I initially created this cocktail for Christmas as you may have noticed but I decided it is still delicious to imbibe all year round. Another seasonal cocktail I love enjoying on cold evenings is a Mexican Hot Chocolate version of this treat and today I am kicking it up a notch with some candy canes and vanilla beans. I love adding some additional flavor to the eggnog because it elevates the flavor and adds a festive twist. This drink could also be served as a eggnog punch to serve at a party. Cheers!

Ingredients:
- 1.5 ounces of spiced rum
- 1 tablespoon of vanilla bean paste
- ½ cup of ice
- 1 tablespoon of candy cane simple syrup (*recipe below)
Garnish: Whip cream and crushed candy canes
Instructions:
- In a large glass add rum, vanilla bean paste and candy cane simple syrup.
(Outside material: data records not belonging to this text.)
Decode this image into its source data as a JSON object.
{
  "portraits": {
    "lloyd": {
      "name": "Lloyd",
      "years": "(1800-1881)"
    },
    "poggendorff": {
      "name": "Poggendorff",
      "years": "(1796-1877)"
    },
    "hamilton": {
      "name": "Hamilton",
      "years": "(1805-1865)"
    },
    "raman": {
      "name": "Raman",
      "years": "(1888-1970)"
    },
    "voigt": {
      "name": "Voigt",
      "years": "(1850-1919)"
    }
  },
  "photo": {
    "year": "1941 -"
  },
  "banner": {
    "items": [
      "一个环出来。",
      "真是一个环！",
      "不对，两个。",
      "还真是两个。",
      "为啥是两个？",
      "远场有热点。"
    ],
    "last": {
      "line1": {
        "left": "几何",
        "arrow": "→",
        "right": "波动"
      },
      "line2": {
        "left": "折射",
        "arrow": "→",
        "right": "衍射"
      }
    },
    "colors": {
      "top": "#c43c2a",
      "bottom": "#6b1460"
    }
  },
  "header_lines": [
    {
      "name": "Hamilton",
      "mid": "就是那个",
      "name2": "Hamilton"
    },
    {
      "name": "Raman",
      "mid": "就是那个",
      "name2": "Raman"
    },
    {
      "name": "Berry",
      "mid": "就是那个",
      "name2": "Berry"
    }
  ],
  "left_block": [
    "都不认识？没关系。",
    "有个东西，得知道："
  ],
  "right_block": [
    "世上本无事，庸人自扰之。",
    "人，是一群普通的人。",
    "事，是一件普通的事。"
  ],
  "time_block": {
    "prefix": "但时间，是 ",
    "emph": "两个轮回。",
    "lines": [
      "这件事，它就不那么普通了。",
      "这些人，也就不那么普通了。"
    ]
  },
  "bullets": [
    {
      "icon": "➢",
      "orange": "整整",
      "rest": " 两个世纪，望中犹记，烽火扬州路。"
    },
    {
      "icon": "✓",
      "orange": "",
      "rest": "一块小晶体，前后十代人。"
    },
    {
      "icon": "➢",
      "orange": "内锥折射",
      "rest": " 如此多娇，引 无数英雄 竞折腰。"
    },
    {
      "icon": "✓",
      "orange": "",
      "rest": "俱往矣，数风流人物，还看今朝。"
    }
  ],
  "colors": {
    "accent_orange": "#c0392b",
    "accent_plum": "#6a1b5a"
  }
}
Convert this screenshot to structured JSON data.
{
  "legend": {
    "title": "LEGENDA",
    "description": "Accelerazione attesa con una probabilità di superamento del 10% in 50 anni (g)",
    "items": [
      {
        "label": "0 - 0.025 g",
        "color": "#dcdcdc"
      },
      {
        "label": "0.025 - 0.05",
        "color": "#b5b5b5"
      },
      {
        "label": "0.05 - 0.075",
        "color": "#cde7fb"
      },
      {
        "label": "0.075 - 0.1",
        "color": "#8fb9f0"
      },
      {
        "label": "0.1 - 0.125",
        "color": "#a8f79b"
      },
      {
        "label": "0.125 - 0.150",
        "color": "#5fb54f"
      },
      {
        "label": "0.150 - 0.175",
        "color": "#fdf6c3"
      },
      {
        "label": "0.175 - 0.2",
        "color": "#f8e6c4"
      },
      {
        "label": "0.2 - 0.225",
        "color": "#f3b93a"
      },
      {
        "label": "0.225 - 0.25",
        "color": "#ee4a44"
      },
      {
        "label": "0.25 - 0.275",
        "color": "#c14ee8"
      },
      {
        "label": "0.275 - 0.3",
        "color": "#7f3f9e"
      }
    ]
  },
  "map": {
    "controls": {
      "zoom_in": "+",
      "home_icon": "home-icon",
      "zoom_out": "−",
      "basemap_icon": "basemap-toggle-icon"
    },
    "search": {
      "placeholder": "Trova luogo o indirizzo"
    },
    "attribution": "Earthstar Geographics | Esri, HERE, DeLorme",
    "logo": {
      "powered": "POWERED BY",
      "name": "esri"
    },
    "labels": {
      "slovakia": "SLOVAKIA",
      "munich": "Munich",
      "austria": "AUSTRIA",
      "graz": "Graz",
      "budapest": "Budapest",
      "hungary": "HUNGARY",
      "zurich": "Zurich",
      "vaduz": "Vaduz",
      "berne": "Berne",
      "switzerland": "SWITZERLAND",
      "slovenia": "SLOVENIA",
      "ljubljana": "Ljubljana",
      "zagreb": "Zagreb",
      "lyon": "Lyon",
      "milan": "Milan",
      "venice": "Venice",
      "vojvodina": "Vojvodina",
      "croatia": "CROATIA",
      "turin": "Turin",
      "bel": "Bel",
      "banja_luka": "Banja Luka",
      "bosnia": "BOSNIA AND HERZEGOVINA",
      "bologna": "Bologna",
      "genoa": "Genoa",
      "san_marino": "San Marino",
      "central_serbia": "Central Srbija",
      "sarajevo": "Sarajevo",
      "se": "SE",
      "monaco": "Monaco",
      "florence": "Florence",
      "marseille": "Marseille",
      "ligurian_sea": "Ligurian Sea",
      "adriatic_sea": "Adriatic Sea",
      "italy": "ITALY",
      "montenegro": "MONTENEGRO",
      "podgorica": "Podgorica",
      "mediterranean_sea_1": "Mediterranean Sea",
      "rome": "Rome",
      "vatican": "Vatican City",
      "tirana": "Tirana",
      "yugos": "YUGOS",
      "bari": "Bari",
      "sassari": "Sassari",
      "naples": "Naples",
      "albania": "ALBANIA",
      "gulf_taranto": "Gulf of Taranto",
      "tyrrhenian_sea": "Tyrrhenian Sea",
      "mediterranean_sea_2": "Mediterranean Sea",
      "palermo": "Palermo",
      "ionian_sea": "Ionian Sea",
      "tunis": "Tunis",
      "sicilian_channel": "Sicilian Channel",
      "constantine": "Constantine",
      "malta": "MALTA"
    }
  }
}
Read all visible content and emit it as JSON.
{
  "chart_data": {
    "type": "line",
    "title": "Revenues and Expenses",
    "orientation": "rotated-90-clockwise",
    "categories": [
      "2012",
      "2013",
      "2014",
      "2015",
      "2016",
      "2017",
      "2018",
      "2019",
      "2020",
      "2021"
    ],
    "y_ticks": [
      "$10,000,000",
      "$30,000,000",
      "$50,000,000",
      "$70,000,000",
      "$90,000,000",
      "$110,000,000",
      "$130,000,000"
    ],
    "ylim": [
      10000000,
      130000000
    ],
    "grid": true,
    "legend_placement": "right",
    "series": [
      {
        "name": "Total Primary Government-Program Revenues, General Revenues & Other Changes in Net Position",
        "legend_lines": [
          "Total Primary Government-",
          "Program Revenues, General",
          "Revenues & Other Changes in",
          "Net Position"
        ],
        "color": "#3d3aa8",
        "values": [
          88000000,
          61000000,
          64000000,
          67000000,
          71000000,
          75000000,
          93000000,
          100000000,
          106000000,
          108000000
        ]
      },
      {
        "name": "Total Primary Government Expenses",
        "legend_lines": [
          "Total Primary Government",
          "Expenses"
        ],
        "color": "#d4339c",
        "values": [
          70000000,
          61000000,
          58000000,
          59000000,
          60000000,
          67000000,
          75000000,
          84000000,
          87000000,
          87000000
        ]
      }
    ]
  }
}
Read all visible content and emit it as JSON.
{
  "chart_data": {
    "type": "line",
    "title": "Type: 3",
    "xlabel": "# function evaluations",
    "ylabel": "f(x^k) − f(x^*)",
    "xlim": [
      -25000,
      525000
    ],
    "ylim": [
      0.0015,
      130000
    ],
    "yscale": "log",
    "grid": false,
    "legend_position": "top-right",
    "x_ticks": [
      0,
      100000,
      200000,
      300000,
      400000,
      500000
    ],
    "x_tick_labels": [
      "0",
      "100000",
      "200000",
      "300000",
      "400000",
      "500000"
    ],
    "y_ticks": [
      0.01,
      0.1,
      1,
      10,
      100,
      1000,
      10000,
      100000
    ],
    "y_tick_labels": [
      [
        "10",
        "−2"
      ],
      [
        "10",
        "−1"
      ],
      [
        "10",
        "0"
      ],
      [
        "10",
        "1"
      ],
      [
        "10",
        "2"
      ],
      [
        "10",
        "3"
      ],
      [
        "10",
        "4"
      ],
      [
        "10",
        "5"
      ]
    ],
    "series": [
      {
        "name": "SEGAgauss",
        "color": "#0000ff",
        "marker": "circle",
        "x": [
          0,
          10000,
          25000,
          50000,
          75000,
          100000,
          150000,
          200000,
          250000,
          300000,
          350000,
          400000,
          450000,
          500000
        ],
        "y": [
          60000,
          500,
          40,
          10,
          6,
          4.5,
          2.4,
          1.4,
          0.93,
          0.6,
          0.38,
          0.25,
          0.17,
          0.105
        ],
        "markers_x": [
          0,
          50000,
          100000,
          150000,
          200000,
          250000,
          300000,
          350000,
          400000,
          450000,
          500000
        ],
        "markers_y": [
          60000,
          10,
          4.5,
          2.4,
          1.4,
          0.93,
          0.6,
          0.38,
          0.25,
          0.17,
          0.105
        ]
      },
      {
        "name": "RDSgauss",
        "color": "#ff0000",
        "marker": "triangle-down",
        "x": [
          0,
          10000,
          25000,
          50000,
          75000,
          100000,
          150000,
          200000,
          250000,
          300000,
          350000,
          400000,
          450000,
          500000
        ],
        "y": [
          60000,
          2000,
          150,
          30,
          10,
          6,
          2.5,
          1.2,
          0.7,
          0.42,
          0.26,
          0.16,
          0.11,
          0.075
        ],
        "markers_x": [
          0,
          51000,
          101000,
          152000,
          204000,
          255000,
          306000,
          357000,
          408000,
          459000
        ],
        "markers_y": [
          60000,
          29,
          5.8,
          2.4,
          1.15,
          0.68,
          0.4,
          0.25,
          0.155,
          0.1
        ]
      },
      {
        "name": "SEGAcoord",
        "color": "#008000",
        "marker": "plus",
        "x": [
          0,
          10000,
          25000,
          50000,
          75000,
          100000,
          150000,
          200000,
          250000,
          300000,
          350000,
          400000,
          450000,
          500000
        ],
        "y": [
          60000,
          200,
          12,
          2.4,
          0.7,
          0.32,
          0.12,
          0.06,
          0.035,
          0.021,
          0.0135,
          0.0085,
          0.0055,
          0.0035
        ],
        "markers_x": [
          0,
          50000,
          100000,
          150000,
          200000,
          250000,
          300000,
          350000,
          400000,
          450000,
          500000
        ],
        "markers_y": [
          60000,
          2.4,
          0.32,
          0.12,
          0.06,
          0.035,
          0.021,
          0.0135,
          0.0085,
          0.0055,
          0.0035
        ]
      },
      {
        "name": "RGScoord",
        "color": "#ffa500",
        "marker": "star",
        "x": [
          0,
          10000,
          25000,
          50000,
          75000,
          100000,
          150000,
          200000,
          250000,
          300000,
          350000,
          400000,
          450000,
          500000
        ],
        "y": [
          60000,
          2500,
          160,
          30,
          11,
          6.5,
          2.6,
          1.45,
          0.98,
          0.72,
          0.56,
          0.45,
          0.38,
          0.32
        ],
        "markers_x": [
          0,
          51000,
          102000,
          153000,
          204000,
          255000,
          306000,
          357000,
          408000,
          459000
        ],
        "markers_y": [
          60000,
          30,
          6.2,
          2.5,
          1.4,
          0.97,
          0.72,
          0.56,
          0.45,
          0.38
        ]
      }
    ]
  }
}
- Stir mixture until all ingredients are combined
- Add ice to serving glass
- Pour mixture into serving glass
*Recipe: Candy Cane simple syrup Ingredients 1 cup of water 1 cup of sugar 1 candy cane crushed Instructions: In a saucepan combine sugar, water, and candy cane. Let it boil for until sugar dissolves Strain mixture and let it cool Extra syrup may be stored in a glass container for up to a week.